Président d'honneur de l'AILF (Association des informaticiens de langue française)


Technologies de l'information et technologies de la formation : vers une normalisation de la médiation pédagogique


Résumé : la formation, elle aussi, va subir de plein fouet l'impact des technologies de l'information et de la communication. Après avoir évoqué quelques-unes des mutations envisageables dans ce secteur, nous préciserons pourquoi un processus de normalisation de la médiation pédagogique est en cours. Nous indiquerons les acteurs et les enjeux de ce processus de normalisation en appelant les membres de la francophonie à la vigilance et à l'action pour que cette introduction des technologies de l'information et de la communication ne se fasse pas au détriment de notre langue et de nos cultures.


I) Les enjeux des TIC dans la formation

Il aurait été bien étonnant que les technologies de l'information et de la communication (les TIC) ne soient pas appliquées à la formation. Pourtant, et malgré les annonces médiatiques, force est de constater que leur présence est encore discrète. Nous pensons néanmoins que leur large diffusion dans les applications de formation est un enjeu important qui va modifier de façon profonde les relations enseignant-enseigné tout comme la pédagogie de l'apprentissage. Voyons donc à quels besoins répond cette diffusion des TIC et les espoirs que l'on met en elles:

a) un accroissement des possibilités d'accès à la formation

Trop nombreux sont encore ceux qui n'ont pas accès à la formation, en tout cas à la formation qu'ils désireraient suivre. Manque d'enseignants qualifiés, manque de locaux, manque de supports pédagogiques, ... toutes choses qui ne vont que s'amplifier au cours du temps. La formation initiale va, espérons-le, concerner de plus en plus de personnes, mais, au-delà de cette formation initiale , la formation tout au long de la vie devrait devenir une réalité tangible dans les prochaines années. Cette formation continuée, indispensable aux évolutions personnelles ou aux reconversions professionnelles, a des caractéristiques très particulières, et c'est à elle que nous penserons d'abord dans la suite de cette communication.

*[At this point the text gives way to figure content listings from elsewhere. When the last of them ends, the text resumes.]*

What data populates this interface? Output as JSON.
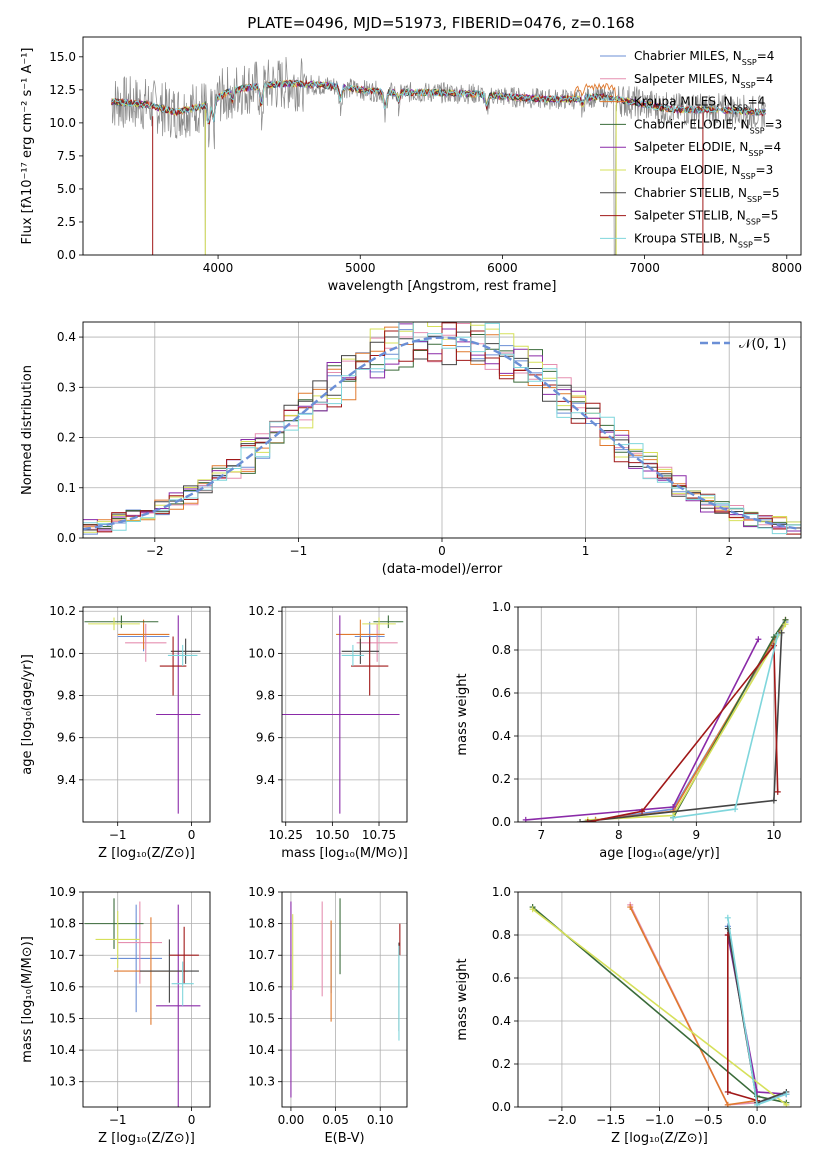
{
  "title": "PLATE=0496, MJD=51973, FIBERID=0476, z=0.168",
  "colors": {
    "c0": "#6b8fd6",
    "c1": "#e58fb0",
    "c2": "#e07a2f",
    "c3": "#3a6b3a",
    "c4": "#8a2aa8",
    "c5": "#d6e05a",
    "c6": "#444444",
    "c7": "#a01818",
    "c8": "#7fd6dc",
    "data": "#888888",
    "norm": "#6b8fd6"
  },
  "chart_data": [
    {
      "id": "spectrum",
      "type": "line",
      "xlabel": "wavelength [Angstrom, rest frame]",
      "ylabel": "Flux [fλ10⁻¹⁷ erg cm⁻² s⁻¹ A⁻¹]",
      "xlim": [
        3050,
        8100
      ],
      "ylim": [
        0,
        16.5
      ],
      "xticks": [
        4000,
        5000,
        6000,
        7000,
        8000
      ],
      "yticks": [
        0.0,
        2.5,
        5.0,
        7.5,
        10.0,
        12.5,
        15.0
      ],
      "legend": {
        "position": "right",
        "entries": [
          "Chabrier MILES, N",
          "Salpeter MILES, N",
          "Kroupa MILES, N",
          "Chabrier ELODIE, N",
          "Salpeter ELODIE, N",
          "Kroupa ELODIE, N",
          "Chabrier STELIB, N",
          "Salpeter STELIB, N",
          "Kroupa STELIB, N"
        ],
        "nssp": [
          "4",
          "4",
          "4",
          "3",
          "4",
          "3",
          "5",
          "5",
          "5"
        ],
        "sub": "SSP"
      },
      "continuum": {
        "x": [
          3250,
          3500,
          3700,
          3900,
          4100,
          4300,
          4500,
          4800,
          5000,
          5200,
          5500,
          5800,
          6000,
          6300,
          6500,
          6700,
          6900,
          7200,
          7500,
          7800
        ],
        "y": [
          11.6,
          11.4,
          10.8,
          11.3,
          12.5,
          12.8,
          13.0,
          12.8,
          12.5,
          12.3,
          12.3,
          12.2,
          12.0,
          11.8,
          11.8,
          12.0,
          11.6,
          11.0,
          11.0,
          10.8
        ]
      }
    },
    {
      "id": "residuals",
      "type": "histogram",
      "xlabel": "(data-model)/error",
      "ylabel": "Normed distribution",
      "xlim": [
        -2.5,
        2.5
      ],
      "ylim": [
        0,
        0.43
      ],
      "xticks": [
        -2,
        -1,
        0,
        1,
        2
      ],
      "yticks": [
        0.0,
        0.1,
        0.2,
        0.3,
        0.4
      ],
      "legend": {
        "label": "𝒩(0, 1)",
        "position": "top-right"
      },
      "bin_width": 0.1
    },
    {
      "id": "age_Z",
      "type": "scatter",
      "xlabel": "Z [log₁₀(Z/Z⊙)]",
      "ylabel": "age  [log₁₀(age/yr)]",
      "xlim": [
        -1.47,
        0.25
      ],
      "ylim": [
        9.2,
        10.22
      ],
      "xticks": [
        -1,
        0
      ],
      "yticks": [
        9.4,
        9.6,
        9.8,
        10.0,
        10.2
      ],
      "points": [
        {
          "c": "c0",
          "x": -0.65,
          "y": 10.08,
          "xe": 0.35,
          "ye": 0.07
        },
        {
          "c": "c1",
          "x": -0.62,
          "y": 10.05,
          "xe": 0.28,
          "ye": 0.09
        },
        {
          "c": "c2",
          "x": -0.65,
          "y": 10.09,
          "xe": 0.35,
          "ye": 0.07
        },
        {
          "c": "c3",
          "x": -0.95,
          "y": 10.15,
          "xe": 0.5,
          "ye": 0.03
        },
        {
          "c": "c4",
          "x": -0.18,
          "y": 9.71,
          "xe": 0.3,
          "ye": 0.47
        },
        {
          "c": "c5",
          "x": -1.05,
          "y": 10.14,
          "xe": 0.35,
          "ye": 0.03
        },
        {
          "c": "c6",
          "x": -0.08,
          "y": 10.01,
          "xe": 0.2,
          "ye": 0.06
        },
        {
          "c": "c7",
          "x": -0.25,
          "y": 9.94,
          "xe": 0.18,
          "ye": 0.14
        },
        {
          "c": "c8",
          "x": -0.12,
          "y": 9.99,
          "xe": 0.2,
          "ye": 0.05
        }
      ]
    },
    {
      "id": "age_mass",
      "type": "scatter",
      "xlabel": "mass [log₁₀(M/M⊙)]",
      "ylabel": "",
      "xlim": [
        10.23,
        10.9
      ],
      "ylim": [
        9.2,
        10.22
      ],
      "xticks": [
        10.25,
        10.5,
        10.75
      ],
      "yticks": [
        9.4,
        9.6,
        9.8,
        10.0,
        10.2
      ],
      "points": [
        {
          "c": "c0",
          "x": 10.7,
          "y": 10.08,
          "xe": 0.08,
          "ye": 0.07
        },
        {
          "c": "c1",
          "x": 10.74,
          "y": 10.05,
          "xe": 0.11,
          "ye": 0.09
        },
        {
          "c": "c2",
          "x": 10.65,
          "y": 10.09,
          "xe": 0.13,
          "ye": 0.07
        },
        {
          "c": "c3",
          "x": 10.8,
          "y": 10.15,
          "xe": 0.08,
          "ye": 0.03
        },
        {
          "c": "c4",
          "x": 10.54,
          "y": 9.71,
          "xe": 0.32,
          "ye": 0.47
        },
        {
          "c": "c5",
          "x": 10.75,
          "y": 10.14,
          "xe": 0.09,
          "ye": 0.03
        },
        {
          "c": "c6",
          "x": 10.65,
          "y": 10.01,
          "xe": 0.1,
          "ye": 0.06
        },
        {
          "c": "c7",
          "x": 10.7,
          "y": 9.94,
          "xe": 0.1,
          "ye": 0.14
        },
        {
          "c": "c8",
          "x": 10.61,
          "y": 9.99,
          "xe": 0.06,
          "ye": 0.05
        }
      ]
    },
    {
      "id": "weight_age",
      "type": "line",
      "xlabel": "age  [log₁₀(age/yr)]",
      "ylabel": "mass weight",
      "xlim": [
        6.7,
        10.35
      ],
      "ylim": [
        0,
        1
      ],
      "xticks": [
        7,
        8,
        9,
        10
      ],
      "yticks": [
        0.0,
        0.2,
        0.4,
        0.6,
        0.8,
        1.0
      ],
      "series": [
        {
          "c": "c0",
          "x": [
            7.7,
            8.7,
            10.15
          ],
          "y": [
            0.01,
            0.06,
            0.93
          ]
        },
        {
          "c": "c1",
          "x": [
            7.7,
            8.7,
            10.15
          ],
          "y": [
            0.01,
            0.05,
            0.94
          ]
        },
        {
          "c": "c2",
          "x": [
            7.7,
            8.7,
            10.15
          ],
          "y": [
            0.01,
            0.05,
            0.94
          ]
        },
        {
          "c": "c3",
          "x": [
            8.7,
            10.0,
            10.15
          ],
          "y": [
            0.02,
            0.86,
            0.94
          ]
        },
        {
          "c": "c4",
          "x": [
            6.8,
            8.7,
            9.8
          ],
          "y": [
            0.01,
            0.07,
            0.85
          ]
        },
        {
          "c": "c5",
          "x": [
            7.6,
            8.7,
            10.15
          ],
          "y": [
            0.01,
            0.03,
            0.92
          ]
        },
        {
          "c": "c6",
          "x": [
            7.5,
            10.0,
            10.1
          ],
          "y": [
            0.0,
            0.1,
            0.88
          ]
        },
        {
          "c": "c7",
          "x": [
            7.6,
            8.3,
            10.0,
            10.05
          ],
          "y": [
            0.0,
            0.05,
            0.82,
            0.14
          ]
        },
        {
          "c": "c8",
          "x": [
            8.7,
            9.5,
            10.05
          ],
          "y": [
            0.02,
            0.06,
            0.87
          ]
        }
      ]
    },
    {
      "id": "mass_Z",
      "type": "scatter",
      "xlabel": "Z [log₁₀(Z/Z⊙)]",
      "ylabel": "mass [log₁₀(M/M⊙)]",
      "xlim": [
        -1.47,
        0.25
      ],
      "ylim": [
        10.22,
        10.9
      ],
      "xticks": [
        -1,
        0
      ],
      "yticks": [
        10.3,
        10.4,
        10.5,
        10.6,
        10.7,
        10.8,
        10.9
      ],
      "points": [
        {
          "c": "c0",
          "x": -0.75,
          "y": 10.69,
          "xe": 0.35,
          "ye": 0.17
        },
        {
          "c": "c1",
          "x": -0.7,
          "y": 10.74,
          "xe": 0.3,
          "ye": 0.13
        },
        {
          "c": "c2",
          "x": -0.55,
          "y": 10.65,
          "xe": 0.5,
          "ye": 0.17
        },
        {
          "c": "c3",
          "x": -1.05,
          "y": 10.8,
          "xe": 0.4,
          "ye": 0.08
        },
        {
          "c": "c4",
          "x": -0.18,
          "y": 10.54,
          "xe": 0.3,
          "ye": 0.32
        },
        {
          "c": "c5",
          "x": -1.0,
          "y": 10.75,
          "xe": 0.3,
          "ye": 0.09
        },
        {
          "c": "c6",
          "x": -0.3,
          "y": 10.65,
          "xe": 0.4,
          "ye": 0.1
        },
        {
          "c": "c7",
          "x": -0.1,
          "y": 10.7,
          "xe": 0.2,
          "ye": 0.09
        },
        {
          "c": "c8",
          "x": -0.12,
          "y": 10.61,
          "xe": 0.15,
          "ye": 0.07
        }
      ]
    },
    {
      "id": "mass_ebv",
      "type": "scatter",
      "xlabel": "E(B-V)",
      "ylabel": "",
      "xlim": [
        -0.01,
        0.13
      ],
      "ylim": [
        10.22,
        10.9
      ],
      "xticks": [
        0.0,
        0.05,
        0.1
      ],
      "yticks": [
        10.3,
        10.4,
        10.5,
        10.6,
        10.7,
        10.8,
        10.9
      ],
      "points": [
        {
          "c": "c0",
          "x": 0.045,
          "y": 10.69,
          "ye": 0.11
        },
        {
          "c": "c1",
          "x": 0.035,
          "y": 10.72,
          "ye": 0.15
        },
        {
          "c": "c2",
          "x": 0.045,
          "y": 10.65,
          "ye": 0.16
        },
        {
          "c": "c3",
          "x": 0.055,
          "y": 10.76,
          "ye": 0.12
        },
        {
          "c": "c4",
          "x": 0.0,
          "y": 10.56,
          "ye": 0.31
        },
        {
          "c": "c5",
          "x": 0.002,
          "y": 10.71,
          "ye": 0.12
        },
        {
          "c": "c6",
          "x": 0.121,
          "y": 10.6,
          "ye": 0.14
        },
        {
          "c": "c7",
          "x": 0.122,
          "y": 10.75,
          "ye": 0.05
        },
        {
          "c": "c8",
          "x": 0.121,
          "y": 10.58,
          "ye": 0.15
        }
      ]
    },
    {
      "id": "weight_Z",
      "type": "line",
      "xlabel": "Z [log₁₀(Z/Z⊙)]",
      "ylabel": "mass weight",
      "xlim": [
        -2.45,
        0.45
      ],
      "ylim": [
        0,
        1
      ],
      "xticks": [
        -2.0,
        -1.5,
        -1.0,
        -0.5,
        0.0
      ],
      "yticks": [
        0.0,
        0.2,
        0.4,
        0.6,
        0.8,
        1.0
      ],
      "series": [
        {
          "c": "c0",
          "x": [
            -0.3,
            0.0,
            0.3
          ],
          "y": [
            0.84,
            0.02,
            0.06
          ]
        },
        {
          "c": "c1",
          "x": [
            -1.3,
            -0.3,
            0.0
          ],
          "y": [
            0.94,
            0.01,
            0.02
          ]
        },
        {
          "c": "c2",
          "x": [
            -1.3,
            -0.3,
            0.0
          ],
          "y": [
            0.93,
            0.01,
            0.03
          ]
        },
        {
          "c": "c3",
          "x": [
            -2.3,
            0.0,
            0.3
          ],
          "y": [
            0.93,
            0.05,
            0.02
          ]
        },
        {
          "c": "c4",
          "x": [
            -0.3,
            0.0,
            0.3
          ],
          "y": [
            0.8,
            0.07,
            0.06
          ]
        },
        {
          "c": "c5",
          "x": [
            -2.3,
            0.3
          ],
          "y": [
            0.92,
            0.01
          ]
        },
        {
          "c": "c6",
          "x": [
            -0.3,
            0.0,
            0.3
          ],
          "y": [
            0.83,
            0.02,
            0.07
          ]
        },
        {
          "c": "c7",
          "x": [
            -0.3,
            -0.3,
            0.0
          ],
          "y": [
            0.8,
            0.07,
            0.03
          ]
        },
        {
          "c": "c8",
          "x": [
            -0.3,
            0.0,
            0.3
          ],
          "y": [
            0.88,
            0.01,
            0.06
          ]
        }
      ]
    }
  ]
}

b) une plus grande souplesse d'usage

La formation traditionnelle se caractérise par une unité de lieu et de temps : la formation se passe là où est l'enseignant, au moment où il est présent. Or l'activité de formation, elle aussi, se fragmente dans l'espace et dans le temps. Tel apprenant voudrait travailler un dimanche, tel autre voudrait continuer son apprentissage même s'il part vivre six mois en Australie. Les apprenants, qui deviennent de plus en plus des consommateurs, veulent alors une plus grande souplesse d'usage : 24 heures sur 24 et 7 jours sur 7, voilà un autre défi pour la formation.

c) l'adaptation du contenu aux besoins individuels

Mais l'un des défis majeurs de la formation continue est l'adaptation aux besoins de chacun. Autant d'apprenants, autant de parcours de formation différents qui s'appuient sur autant d'expériences diverses. Il n'y a aujourd'hui, dans ce domaine, plus de cursus stable : chacun a sa façon de voir les choses en fonction de ses besoins et chacun peut (et doit) pouvoir suivre le parcours de formation qu'il pense être le mieux adapté à ses besoins et à ses capacités.

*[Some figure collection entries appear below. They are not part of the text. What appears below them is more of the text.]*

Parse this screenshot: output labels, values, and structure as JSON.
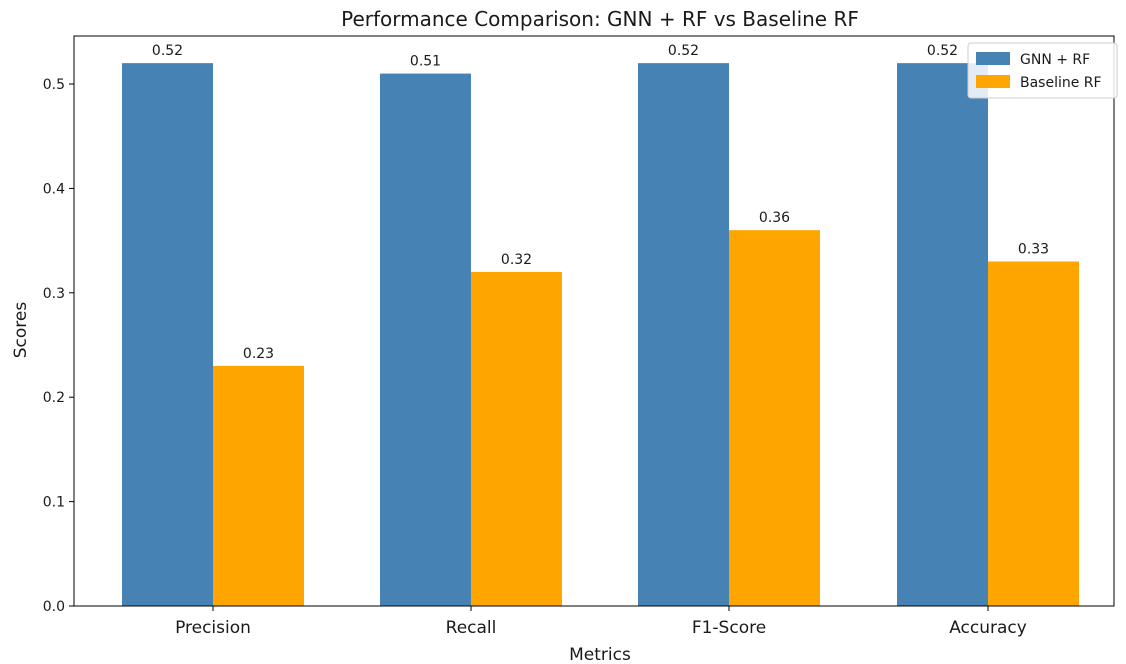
{
  "chart_data": {
    "type": "bar",
    "title": "Performance Comparison: GNN + RF vs Baseline RF",
    "xlabel": "Metrics",
    "ylabel": "Scores",
    "categories": [
      "Precision",
      "Recall",
      "F1-Score",
      "Accuracy"
    ],
    "series": [
      {
        "name": "GNN + RF",
        "values": [
          0.52,
          0.51,
          0.52,
          0.52
        ],
        "color": "#4682b4"
      },
      {
        "name": "Baseline RF",
        "values": [
          0.23,
          0.32,
          0.36,
          0.33
        ],
        "color": "#ffa500"
      }
    ],
    "data_labels": [
      [
        "0.52",
        "0.51",
        "0.52",
        "0.52"
      ],
      [
        "0.23",
        "0.32",
        "0.36",
        "0.33"
      ]
    ],
    "yticks": [
      0.0,
      0.1,
      0.2,
      0.3,
      0.4,
      0.5
    ],
    "ytick_labels": [
      "0.0",
      "0.1",
      "0.2",
      "0.3",
      "0.4",
      "0.5"
    ],
    "ylim": [
      0,
      0.546
    ],
    "grid": false,
    "legend_position": "top-right"
  }
}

d) l'amélioration de la collaboration entre apprenants

La formation traditionnelle est mal adaptée à la collaboration. Collaboration entre enseignants d'abord : il faut bien reconnaître que rares sont encore les cours élaborés par une équipe d'enseignants. Mais aussi collaboration entre apprenants : la pédagogie, d'abord définie par la relation entre un maître et son élève, n'intègre que très rarement les relations directes entre élèves. On sait pourtant que c'est là une source d'apprentissage importante sur laquelle les TIC peuvent facilement s'appuyer.

e) un marché de 20 milliards d'euros en 2005

Enfin, et c'est une raison peu souvent évoquée, la formation est, avec la santé, le prochain secteur qui sera marchandisé, c'est à dire intégré dans l'économie de marché. Selon certaines sources, le marché de la formation pourrait représenter 20 milliards d'euros dès 2005 (essentiellement avec de la formation continuée), ce qui n'est pas négligeable. Cette marchandisation sera liée à la mondialisation et à une certaine industrialisation des processus, industrialisation dans laquelle les TIC ont une place de choix.

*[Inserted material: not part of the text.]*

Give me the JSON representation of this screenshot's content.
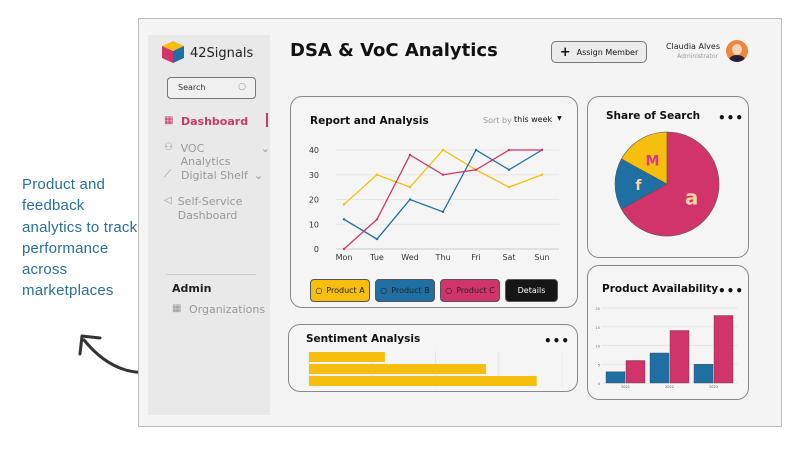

Tels sont donc les enjeux de l'introduction massive des TIC dans la formation, nous allons maintenant tenter de comprendre ce qui a bien pu pousser à l'élaboration de normes bien spécifiques à ce domaine.


II) Pourquoi des normes pour les TICE ?

Appliquées à la formation, les TIC deviennent les Technologies de l'information et de la communication pour l'enseignement, autrement dit les TICE. Quelles sont donc les raisons qui ont poussé industriels et (certains) gouvernements à vouloir les normaliser ? Pour mieux le comprendre, prenons un exemple.

Projetons-nous dans quelques années. Supposons que, arrivé au Canada, je réalise qu'il me manque, pour bien comprendre ce que me disent mes interlocuteurs, de savoir comment s'est construite la nation canadienne, comment se sont intégrées les différentes provinces, ce que sont les "territoires", etc. Je suis sans doute prêt à payer une petite somme pour qu'on me l'apprenne (mettons 5 à 10 euros après tout, j'ai payé mon guide de voyage plus cher que cela). Je vais donc demander, via l'internet une leçon particulière sur ce thème et l'on me proposera, en fonction de mon profil, une leçon plutôt audio ou plutôt vidéo. Et si j'ai un enseignant préféré ou un type d'enseignement préféré, on tâchera de me satisfaire au mieux. Dans la plupart des cas, les leçons utiliseront un jeu de cartes géographiques à but pédagogique, élaboré par exemple par un grand éditeur canadien et qui montre comment, au fil du temps, s'est construite la nation canadienne. J'achèterai donc une leçon de quelques minutes qui répondra à un besoin bien précis.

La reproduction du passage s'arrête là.